Of the progress of time we kept no record, for time had become to us the merest illusion. I know only that there must have been something very singular involved, since we came at length to marvel why we did not grow old. Our discourse was unholy, and always hideously ambitious — no god or daemon could have aspired to discoveries and conquests like those which we planned in whispers. I shiver as I speak of them, and dare not be explicit; though I will say that my friend once wrote on paper a wish which he dared not utter with his tongue, and which made me burn the paper and look affrightedly out of the window at the spangled night sky. I will hint — only hint — that he had designs which involved the rulership of the visible universe and more; designs whereby the earth and the stars would move at his command, and the destinies of all living things be his. I affirm — I swear — that I had no share in these extreme aspirations. Anything my friend may have said or written to the contrary must be erroneous, for I am no man of strength to risk the unmentionable warfare in unmentionable spheres by which alone one might achieve success.

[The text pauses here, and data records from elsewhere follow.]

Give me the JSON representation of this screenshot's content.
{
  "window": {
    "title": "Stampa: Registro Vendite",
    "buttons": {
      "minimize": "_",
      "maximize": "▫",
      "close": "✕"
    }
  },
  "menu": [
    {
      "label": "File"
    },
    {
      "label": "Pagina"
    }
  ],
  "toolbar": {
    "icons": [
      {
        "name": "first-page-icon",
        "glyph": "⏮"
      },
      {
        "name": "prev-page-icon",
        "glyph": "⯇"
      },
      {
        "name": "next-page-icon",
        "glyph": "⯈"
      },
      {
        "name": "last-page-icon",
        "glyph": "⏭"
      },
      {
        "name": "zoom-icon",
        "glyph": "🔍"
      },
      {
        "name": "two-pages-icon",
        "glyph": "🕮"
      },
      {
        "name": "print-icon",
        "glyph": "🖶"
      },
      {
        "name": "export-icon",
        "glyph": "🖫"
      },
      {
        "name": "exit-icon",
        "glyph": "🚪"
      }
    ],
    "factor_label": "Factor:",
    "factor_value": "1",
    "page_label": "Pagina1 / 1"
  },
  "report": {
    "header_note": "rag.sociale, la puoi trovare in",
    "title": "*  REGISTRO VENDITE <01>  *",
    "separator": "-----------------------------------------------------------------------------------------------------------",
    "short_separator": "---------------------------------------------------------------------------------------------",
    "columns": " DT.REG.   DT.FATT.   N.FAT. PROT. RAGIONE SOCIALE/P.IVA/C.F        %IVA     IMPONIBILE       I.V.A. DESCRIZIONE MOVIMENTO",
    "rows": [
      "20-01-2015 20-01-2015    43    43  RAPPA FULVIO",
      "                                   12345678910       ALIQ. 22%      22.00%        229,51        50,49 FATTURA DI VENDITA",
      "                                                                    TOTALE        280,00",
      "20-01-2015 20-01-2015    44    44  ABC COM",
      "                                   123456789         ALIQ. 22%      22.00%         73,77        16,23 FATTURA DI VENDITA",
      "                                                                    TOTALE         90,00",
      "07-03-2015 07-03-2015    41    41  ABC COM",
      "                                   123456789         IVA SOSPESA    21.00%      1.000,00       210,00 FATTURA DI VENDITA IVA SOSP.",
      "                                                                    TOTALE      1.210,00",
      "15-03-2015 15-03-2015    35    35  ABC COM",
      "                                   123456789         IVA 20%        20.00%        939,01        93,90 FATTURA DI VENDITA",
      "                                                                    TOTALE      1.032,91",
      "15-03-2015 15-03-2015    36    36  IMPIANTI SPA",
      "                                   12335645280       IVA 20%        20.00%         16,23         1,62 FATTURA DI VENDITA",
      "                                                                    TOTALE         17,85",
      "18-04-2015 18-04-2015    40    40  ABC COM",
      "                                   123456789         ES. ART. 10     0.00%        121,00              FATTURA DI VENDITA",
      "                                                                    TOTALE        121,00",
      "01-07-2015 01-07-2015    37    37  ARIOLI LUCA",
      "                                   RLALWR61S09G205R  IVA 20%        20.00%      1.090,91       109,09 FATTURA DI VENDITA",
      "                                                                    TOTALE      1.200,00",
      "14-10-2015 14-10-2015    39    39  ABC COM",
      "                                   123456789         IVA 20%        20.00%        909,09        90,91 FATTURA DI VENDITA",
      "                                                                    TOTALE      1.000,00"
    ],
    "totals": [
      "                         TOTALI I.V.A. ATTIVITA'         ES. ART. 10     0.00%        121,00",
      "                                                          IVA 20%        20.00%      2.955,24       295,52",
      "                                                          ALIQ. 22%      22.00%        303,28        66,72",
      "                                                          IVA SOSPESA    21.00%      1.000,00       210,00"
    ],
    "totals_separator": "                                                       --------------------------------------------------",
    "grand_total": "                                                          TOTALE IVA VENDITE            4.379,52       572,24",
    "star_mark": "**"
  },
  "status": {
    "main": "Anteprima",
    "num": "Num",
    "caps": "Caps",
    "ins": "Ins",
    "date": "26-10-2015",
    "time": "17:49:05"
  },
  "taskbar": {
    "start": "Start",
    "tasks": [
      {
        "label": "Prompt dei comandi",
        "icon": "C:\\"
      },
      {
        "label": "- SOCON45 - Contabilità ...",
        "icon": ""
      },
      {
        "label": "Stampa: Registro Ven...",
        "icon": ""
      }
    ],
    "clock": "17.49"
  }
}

There was a night when winds from unknown spaces whirled us irresistibly into limitless vacua beyond all thought and entity. Perceptions of the most maddeningly untransmissible sort thronged upon us; perceptions of infinity which at the time convulsed us with joy, yet which are now partly lost to my memory and partly incapable of presentation to others. Viscous obstacles were clawed through in rapid succession, and at length I felt that we had been borne to realms of greater remoteness than any we had previously known. My friend was vastly in advance as we plunged into this awesome ocean of virgin aether, and I could see the sinister exultation on his floating, luminous, too youthful memory-face. Suddenly that face became dim and quickly disappeared, and in a brief space I found myself projected against an obstacle which I could not penetrate. It was like the others, yet incalculably denser; a sticky, clammy mass, if such terms can be applied to analogous qualities in a non-material sphere.
I had, I felt, been halted by a barrier which my friend and leader had successfully passed. Struggling anew, I came to the end of the drug-dream and opened my physical eyes to the tower studio in whose opposite corner reclined the pallid and still unconscious form of my fellow-dreamer, weirdly haggard and wildly beautiful as the moon shed gold-green light on his marble features. Then, after a short interval, the form in the corner stirred; and may pitying heaven keep from my sight and sound another thing like that which took place before me. I cannot tell you how he shrieked, or what vistas of unvisitable hells gleamed for a second in black eyes crazed with fright. I can only say that I fainted, and did not stir till he himself recovered and shook me in his phrensy for someone to keep away the horror and desolation.
That was the end of our voluntary searchings in the caverns of dream. Awed, shaken, and portentous, my friend who had been beyond the barrier warned me that we must never venture within those realms again. What he had seen, he dared not tell me; but he said from his wisdom that we must sleep as little as possible, even if drugs were necessary to keep us awake. That he was right, I soon learned from the unutterable fear which engulfed me whenever consciousness lapsed. After each short and inevitable sleep I seemed older, whilst my friend aged with a rapidity almost shocking. It is hideous to see wrinkles form and hair whiten almost before one’s eyes. Our mode of life was now totally altered. Heretofore a recluse so far as I know — his true name and origin never having passed his lips — my friend now became frantic in his fear of solitude. At night he would not be alone, nor would the company of a few persons calm him. His sole relief was obtained in revelry of the most general and boisterous sort; so that few assemblies of the young and the gay were unknown to us. Our appearance and age seemed to excite in most cases a ridicule which I keenly resented, but which my friend considered a lesser evil than solitude. Especially was he afraid to be out of doors alone when the stars were shining, and if forced to this condition he would often glance furtively at the sky as if hunted by some monstrous thing therein. He did not always glance at the same place in the sky — it seemed to be a different place at different times. On spring evenings it would be low in the northeast. In the summer it would be nearly overhead. In the autumn it would be in the northwest. In winter it would be in the east, but mostly if in the small hours of morning. Midwinter evenings seemed least dreadful to him. Only after two years did I connect this fear with anything in particular; but then I began to see that he must be looking at a special spot on the celestial vault whose position at different times corresponded to the direction of his glance — a spot roughly marked by the constellation Corona Borealis.